Release Date: 9/16/1996
Contact Information: Dave Schmidt, U.S. EPA, (415) 744-1578

  (San Francisco)--The U.S. Environmental Protection Agency (U.S. EPA) and the state of Arizona today announced that Cyprus Bagdad Copper Corp., a subsidiary of Cyprus Mineral Corp., will pay penalties totalling $760,000 for discharging contaminated water from the Cyprus Bagdad Copper Mine near the town of Bagdad in Yavapai County, Arizona.  The discharges involved various facilities including tailings ponds, leach dumps, and a sewage treatment plant, but by far the major discharges came from the Copper Creek Leaching Basin, in which acidic, copper-tainted underground seepage entered Boulder Creek.

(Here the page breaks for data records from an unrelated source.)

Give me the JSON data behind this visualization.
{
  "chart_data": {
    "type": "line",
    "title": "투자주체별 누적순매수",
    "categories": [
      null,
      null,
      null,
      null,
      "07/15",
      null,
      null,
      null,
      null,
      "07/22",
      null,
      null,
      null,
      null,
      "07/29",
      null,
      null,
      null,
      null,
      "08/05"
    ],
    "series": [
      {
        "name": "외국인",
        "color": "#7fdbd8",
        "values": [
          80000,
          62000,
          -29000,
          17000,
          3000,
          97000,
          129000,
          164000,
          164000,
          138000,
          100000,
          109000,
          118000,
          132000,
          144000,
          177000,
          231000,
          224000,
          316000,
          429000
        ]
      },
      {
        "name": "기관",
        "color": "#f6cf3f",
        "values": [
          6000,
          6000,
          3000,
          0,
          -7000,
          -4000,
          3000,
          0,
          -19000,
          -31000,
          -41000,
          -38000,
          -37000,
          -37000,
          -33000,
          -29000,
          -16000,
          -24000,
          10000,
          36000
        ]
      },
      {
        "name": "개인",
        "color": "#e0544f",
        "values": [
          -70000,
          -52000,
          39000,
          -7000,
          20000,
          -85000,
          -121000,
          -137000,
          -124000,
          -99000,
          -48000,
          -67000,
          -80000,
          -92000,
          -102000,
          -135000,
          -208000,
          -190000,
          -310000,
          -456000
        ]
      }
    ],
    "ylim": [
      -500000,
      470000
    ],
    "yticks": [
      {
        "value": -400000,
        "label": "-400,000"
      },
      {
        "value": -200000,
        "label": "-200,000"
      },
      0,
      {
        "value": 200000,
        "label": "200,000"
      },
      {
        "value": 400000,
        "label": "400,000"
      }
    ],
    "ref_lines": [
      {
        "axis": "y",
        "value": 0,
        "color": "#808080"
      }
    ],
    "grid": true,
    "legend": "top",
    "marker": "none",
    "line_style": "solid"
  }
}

     In a consent decree lodged in U.S. District Court for the District of Arizona, the company agreed to pay $285,000 to the state of Arizona and $475,000 to the U.S. Treasury, to settle charges of violations of state law and the federal Clean Water Act.  

     "Water pollution from mines is a serious problem in Arizona," said Alexis Strauss, U.S. EPA's Water Management Division director, "and mining companies have a serious responsibility to prevent it."

     Kimberly MacEachern, Director of the Water Quality Division for the Arizona Department of Environmental Quality said, "This is a good example of how the mining industry and government can work together to protect the public health and the environment by taking responsibility for past violations and taking steps to prevent future violations."

     The Cyprus Bagdad copper mine encompasses approximately 40,000 acres, which includes an open pit, and heaps of finely- crushed ore through which a sulfuric acid solution is trickled to leach out copper.